Monday the 22nd was my first Saranac Lake village board meeting. It was an exciting event, with an unusually large number of attendees calling in via Zoom. The topic that drew the crowd was $12,500 in the village budget proposed for “tourism destination marketing” by the non-profit Regional Office of Sustainable Tourism.

Representatives of the Arts and Culture, Downtown, and Parks and Trails advisory committees requested that the funds should instead be earmarked for a community enhancement fund. Several village residents offered impassioned commentary about the need for this money to go to these sorely underfunded, volunteer-run committees; how taxpayer money should be spent directly on the community; and how ROOST is already well funded via the Essex County occupancy tax, which in 2019 brought in about $2.9 million. Even ROOST CEO Jim McKenna, though decrying the not-so-subtle anti-ROOST fervor that ran through the meeting’s public comment period, expressed a take-it-or-leave-it attitude regarding the $12,500.

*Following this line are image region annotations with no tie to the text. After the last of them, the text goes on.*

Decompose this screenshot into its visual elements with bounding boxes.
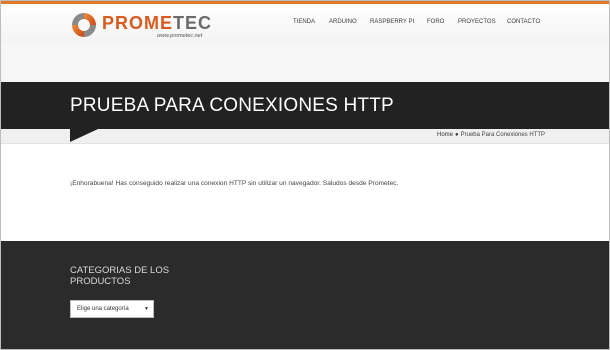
logo-text-prome: PROME (102, 13, 174, 33)
title-bar-notch (70, 129, 98, 142)
footer-categories-heading: CATEGORIAS DE LOS PRODUCTOS (70, 265, 170, 287)
logo-tagline: www.prometec.net (157, 33, 203, 39)
page-title: PRUEBA PARA CONEXIONES HTTP (70, 95, 394, 116)
logo-text-tec: TEC (173, 13, 213, 33)
header-spacer-band (1, 44, 609, 82)
nav-item-contacto[interactable]: CONTACTO (507, 19, 540, 25)
success-message: ¡Enhorabuena! Has conseguido realizar un… (70, 180, 399, 187)
nav-item-foro[interactable]: FORO (427, 19, 444, 25)
site-logo[interactable]: PROMETEC www.prometec.net (71, 11, 231, 41)
prometec-logo-icon (72, 13, 96, 37)
logo-wordmark: PROMETEC (102, 13, 212, 33)
nav-item-raspberry-pi[interactable]: RASPBERRY PI (370, 19, 414, 25)
breadcrumb: Home ● Prueba Para Conexiones HTTP (437, 132, 545, 138)
nav-item-proyectos[interactable]: PROYECTOS (458, 19, 496, 25)
chevron-down-icon: ▼ (144, 306, 149, 312)
category-select[interactable]: Elige una categoría ▼ (70, 300, 154, 318)
nav-item-tienda[interactable]: TIENDA (293, 19, 315, 25)
main-content (1, 144, 609, 241)
site-footer (1, 241, 609, 349)
nav-item-arduino[interactable]: ARDUINO (329, 19, 357, 25)
category-select-value: Elige una categoría (77, 306, 129, 312)
breadcrumb-home-link[interactable]: Home (437, 132, 453, 138)
site-header: PROMETEC www.prometec.net TIENDA ARDUINO… (1, 4, 609, 44)
browser-frame: PROMETEC www.prometec.net TIENDA ARDUINO… (0, 0, 610, 350)
breadcrumb-separator: ● (455, 132, 459, 138)
breadcrumb-current: Prueba Para Conexiones HTTP (460, 132, 545, 138)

Shockingly, the three village trustees present voted to refuse the reallocation request and instead fund ROOST. Then they pulled a separate $12,500 from other areas of the village budget to satisfy the local committees. Mayor Clyde Rabideau, in equal parts impassioned and patronizing, proceeded to tell concerned residents — a few of whom were destination advertising professionals themselves — they didn’t know what they were talking about. In a statement that rivaled Harold Hill’s “think system” in “The Music Man,” Rabideau went so far as to say that ROOST’s effect on the village “may not be tangible: you can’t see it … but you can FEEL it.” He promised that with ROOST’s help, within 10 years, the Adirondack region be on par with Vermont. You might wonder why we’re not there yet, since ROOST has had a hand in promoting the area for 20 years already.

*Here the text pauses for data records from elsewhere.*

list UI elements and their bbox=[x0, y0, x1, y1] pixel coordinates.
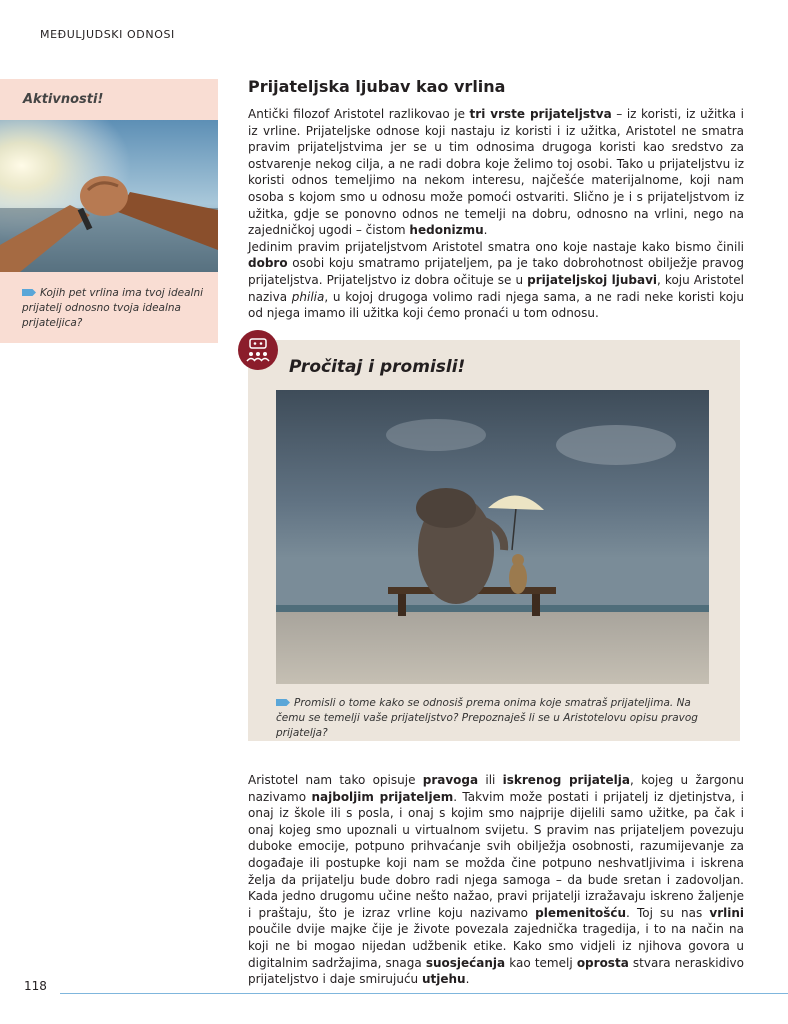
arrow-icon bbox=[276, 699, 290, 706]
discussion-icon bbox=[238, 330, 278, 370]
section-title: Prijateljska ljubav kao vrlina bbox=[248, 77, 506, 96]
handshake-photo bbox=[0, 120, 218, 272]
footer-divider bbox=[60, 993, 788, 994]
activities-title: Aktivnosti! bbox=[23, 92, 104, 107]
box-question: Promisli o tome kako se odnosiš prema on… bbox=[276, 697, 698, 739]
page-number: 118 bbox=[24, 979, 47, 993]
activities-sidebar: Aktivnosti! Kojih pet vrlina ima tvoj id… bbox=[0, 79, 218, 343]
paragraph-3: Aristotel nam tako opisuje pravoga ili i… bbox=[248, 773, 745, 987]
intro-text: Antički filozof Aristotel razlikovao je … bbox=[248, 106, 744, 322]
sidebar-question: Kojih pet vrlina ima tvoj idealni prijat… bbox=[22, 287, 204, 329]
arrow-icon bbox=[22, 289, 36, 296]
box-title: Pročitaj i promisli! bbox=[289, 357, 466, 377]
paragraph-1: Antički filozof Aristotel razlikovao je … bbox=[248, 107, 745, 238]
elephant-dog-photo bbox=[276, 390, 709, 684]
paragraph-2: Jedinim pravim prijateljstvom Aristotel … bbox=[248, 239, 744, 321]
running-header: MEĐULJUDSKI ODNOSI bbox=[40, 28, 175, 41]
lower-text: Aristotel nam tako opisuje pravoga ili i… bbox=[248, 772, 744, 988]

Rabideau’s reverence for the ethereal relationship ROOST has with the region, and the fact that ROOST is not publicly run yet gets large sums of taxpayer money, reminded me of the feudal system. Flaunting the banners of power and expertise, the $4 million-budgeted ROOST seems to be, in the eyes of many government officials, the only protection for the local serfs, the sole defense from economic ruin should a critical mass of tourists fail to arrive in the Adirondacks for seasonal recreation. Heaven help us if we upset the benevolent ROOST by refusing them the taxpayer money they don’t need, but clearly deserve.

Without an itemized budget of how that $12,500 (let alone the village’s share of the occupancy tax) will be spent to serve Saranac Lake, how can residents know that money won’t be sucked into a black hole of destination advertising? True, one could argue that ROOST will “pay back” the funds with the $20,000 it allots to the Saranac Lake Chamber of Commerce. But doesn’t that make them an expensive and unsupervised middleman between taxpayers and our own community programs? Couldn’t we instead invest the ample public taxpayer funds that go to ROOST every year in a publicly run, fiscally transparent marketing department, a local-government version of the volunteer committees petitioning the village in the first place?

Even without the question of ROOST’s overall effectiveness in the region, it’s alarming that the village representatives refuse to take into account public commentary when they make decisions with village funds. After all, that $12,500 is not ROOST’s money. It’s not the trustees’ money. It’s not the mayor’s money. It belongs to the people of Saranac Lake.

Sam Balzac lives in New York City and Saranac Lake. His father Fred Balzac is running for a village Board of Trustees seat on the Green Party line.